Beginning in January of 2011, the first Baby Boomers began the transition into senior citizen-hood with their 65th birthdays. Many of those entering this phase in need of financial or other forms of assistance have found themselves on a waiting list for help from local and state agencies.
There has been a nationwide cut in funding for programs like these. According to estimates from the Leadership Council of Aging Organizations, the sequester earlier this year chopped, among other things, 4 million home-delivered meals and nearly two million senior transportation rides nationwide. Personal care services were denied to 1.5 million seniors, almost 485,000 lost access to health promotion and disease prevention programs and 290,000 senior households lost LIHEAP energy assistance (during one of the hottest summers on record in many states). There have also been deep cuts to mental health care services.
The White House projects that Louisiana will lose approximately $488,000 in funds that provide meals for seniors as a result of sequestration.
"Fortunately, we do not have a waiting list of citizens needing help, but sequestration could change that," Reggie DeFreese, Morehouse Council on Aging Director said. 'The MCOA is currently able to help everyone fitting the criteria for services."

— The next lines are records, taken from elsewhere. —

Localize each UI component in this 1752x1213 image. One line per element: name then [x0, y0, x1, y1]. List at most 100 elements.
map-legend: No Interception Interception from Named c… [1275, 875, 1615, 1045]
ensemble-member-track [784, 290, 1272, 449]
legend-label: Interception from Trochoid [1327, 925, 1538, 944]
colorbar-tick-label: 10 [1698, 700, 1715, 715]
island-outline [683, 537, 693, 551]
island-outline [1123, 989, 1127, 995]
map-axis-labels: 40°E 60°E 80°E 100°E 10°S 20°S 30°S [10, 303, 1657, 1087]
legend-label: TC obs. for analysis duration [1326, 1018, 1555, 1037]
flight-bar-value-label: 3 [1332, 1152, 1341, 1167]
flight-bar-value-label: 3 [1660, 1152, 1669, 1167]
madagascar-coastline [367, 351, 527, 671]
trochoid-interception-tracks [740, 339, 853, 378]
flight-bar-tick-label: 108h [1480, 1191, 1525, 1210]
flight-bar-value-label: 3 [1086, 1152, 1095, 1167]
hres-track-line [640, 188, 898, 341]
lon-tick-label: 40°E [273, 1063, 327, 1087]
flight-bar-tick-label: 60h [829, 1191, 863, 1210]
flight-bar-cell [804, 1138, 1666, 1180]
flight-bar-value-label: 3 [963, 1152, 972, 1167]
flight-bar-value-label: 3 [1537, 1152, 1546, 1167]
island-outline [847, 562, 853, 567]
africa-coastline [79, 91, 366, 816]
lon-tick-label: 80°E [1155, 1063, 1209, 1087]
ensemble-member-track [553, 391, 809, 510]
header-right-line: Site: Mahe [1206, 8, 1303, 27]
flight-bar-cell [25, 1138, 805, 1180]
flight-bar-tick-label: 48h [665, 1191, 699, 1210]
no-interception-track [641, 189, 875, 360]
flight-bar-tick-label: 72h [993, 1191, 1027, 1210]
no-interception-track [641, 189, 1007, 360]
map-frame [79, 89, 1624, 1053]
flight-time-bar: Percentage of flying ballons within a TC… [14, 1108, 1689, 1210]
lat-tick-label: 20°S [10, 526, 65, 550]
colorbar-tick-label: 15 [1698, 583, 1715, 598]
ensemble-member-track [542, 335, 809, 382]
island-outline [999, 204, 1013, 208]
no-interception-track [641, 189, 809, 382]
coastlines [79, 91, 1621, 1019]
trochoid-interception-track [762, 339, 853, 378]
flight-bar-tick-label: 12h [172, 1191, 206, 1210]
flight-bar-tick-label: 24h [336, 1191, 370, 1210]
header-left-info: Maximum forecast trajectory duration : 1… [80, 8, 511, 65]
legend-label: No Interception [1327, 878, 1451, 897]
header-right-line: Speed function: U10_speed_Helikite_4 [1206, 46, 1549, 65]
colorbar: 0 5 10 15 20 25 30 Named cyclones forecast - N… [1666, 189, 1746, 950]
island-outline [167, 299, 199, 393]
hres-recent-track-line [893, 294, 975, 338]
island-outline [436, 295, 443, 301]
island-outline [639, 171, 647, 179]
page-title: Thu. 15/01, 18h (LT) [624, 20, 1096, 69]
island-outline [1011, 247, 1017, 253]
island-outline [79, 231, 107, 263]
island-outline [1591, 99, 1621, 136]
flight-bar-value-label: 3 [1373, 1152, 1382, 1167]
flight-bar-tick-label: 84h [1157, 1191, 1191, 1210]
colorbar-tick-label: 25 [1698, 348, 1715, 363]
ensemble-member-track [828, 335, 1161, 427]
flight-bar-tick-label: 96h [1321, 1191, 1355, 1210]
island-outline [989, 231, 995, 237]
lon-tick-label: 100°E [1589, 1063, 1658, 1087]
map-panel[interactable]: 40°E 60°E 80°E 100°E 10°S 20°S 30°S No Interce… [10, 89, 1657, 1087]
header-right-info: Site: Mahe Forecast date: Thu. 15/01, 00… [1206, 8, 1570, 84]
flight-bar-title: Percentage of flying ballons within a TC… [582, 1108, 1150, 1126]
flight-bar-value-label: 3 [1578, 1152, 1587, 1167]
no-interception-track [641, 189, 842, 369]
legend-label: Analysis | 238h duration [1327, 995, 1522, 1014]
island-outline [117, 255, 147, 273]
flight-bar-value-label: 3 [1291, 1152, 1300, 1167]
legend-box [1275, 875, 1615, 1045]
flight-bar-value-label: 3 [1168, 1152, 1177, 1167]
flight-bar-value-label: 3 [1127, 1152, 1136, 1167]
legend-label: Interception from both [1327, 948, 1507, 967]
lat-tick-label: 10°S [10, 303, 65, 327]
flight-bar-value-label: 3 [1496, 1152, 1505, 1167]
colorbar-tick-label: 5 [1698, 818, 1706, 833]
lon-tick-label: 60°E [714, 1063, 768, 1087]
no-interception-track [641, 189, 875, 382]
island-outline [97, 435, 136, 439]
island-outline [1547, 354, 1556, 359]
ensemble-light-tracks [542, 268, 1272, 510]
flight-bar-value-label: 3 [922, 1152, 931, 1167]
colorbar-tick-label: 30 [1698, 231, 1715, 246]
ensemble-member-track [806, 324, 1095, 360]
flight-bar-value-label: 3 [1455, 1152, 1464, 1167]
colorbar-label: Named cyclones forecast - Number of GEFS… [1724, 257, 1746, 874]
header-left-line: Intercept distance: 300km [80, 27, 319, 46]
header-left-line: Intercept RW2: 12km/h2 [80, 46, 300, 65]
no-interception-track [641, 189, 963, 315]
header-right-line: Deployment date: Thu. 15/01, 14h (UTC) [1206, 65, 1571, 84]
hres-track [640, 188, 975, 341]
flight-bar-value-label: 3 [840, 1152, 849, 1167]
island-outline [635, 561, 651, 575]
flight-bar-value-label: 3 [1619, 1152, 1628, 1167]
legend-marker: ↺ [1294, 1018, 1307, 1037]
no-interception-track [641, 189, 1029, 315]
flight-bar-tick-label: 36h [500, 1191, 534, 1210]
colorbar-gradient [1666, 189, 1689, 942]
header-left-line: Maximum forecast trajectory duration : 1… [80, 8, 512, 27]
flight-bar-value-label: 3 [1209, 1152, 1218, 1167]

The MCOA receives funding from government grants and contracts. The agency also works with Bingo Gold, which is a local video bingo hall where various charities provide workers to be on-site calling bingo and in return, the charities share in the profits of the video portion. Some funding is received through United Way and individual contributions.
While several MCOA services are generally known to the public like the Meals on Wheels and Congregate Meals, many are not, such as the Homemaker program and the Caregiver service. The agency covers all of Morehouse Parish, with the main site located at 735 Washburn and satellite meals sites at the Collinston Health Unit and on the Hilltop. MCOA operates one senior center, three nutrition sites and an elderly housing complex. They also sponsor five low income housing projects.
DeFreese said the Meals on Wheels program provides meals 250 days a year, serves around 45,000 hot and cold meals a year.
“There is no fee for any of our services provided, however contributions are accepted and play a huge role in the continuation of services," DeFreese said.
Waiting lists statewide
Louisiana's assistant secretary of the Department of Health and Hospitals, Hugh Eley, said in a recent phone interview that his office has noted a “steady increase in requests for services over the past six or seven years.” He said upwards of 6,000 people have been added to the list of those being served since 2009. “And the waiting list continues to grow,” he said. The Office of Aging and Adult Services, within the DHH, serves approximately 55,000 clients annually, 65 percent of whom are seniors. The OAAS, through Medicaid funding, assists applicants in finding or listing a home, provides assistance toward placement in nursing homes, intermediate care facilities or assisted living facilities and also provides in-home assistance. Other services include Adult Protective Services and respite.
Eley said it is difficult for his office to find people to do home repairs or modifications that would assist more seniors to live independently. He also cited a shortage in respite care providers, transportation and affordable assisted living. “Assisted living seems to be something only those with a higher income can afford,” he said. “If we could have a more middle-income model for assisted living, I think that would help a lot of people.”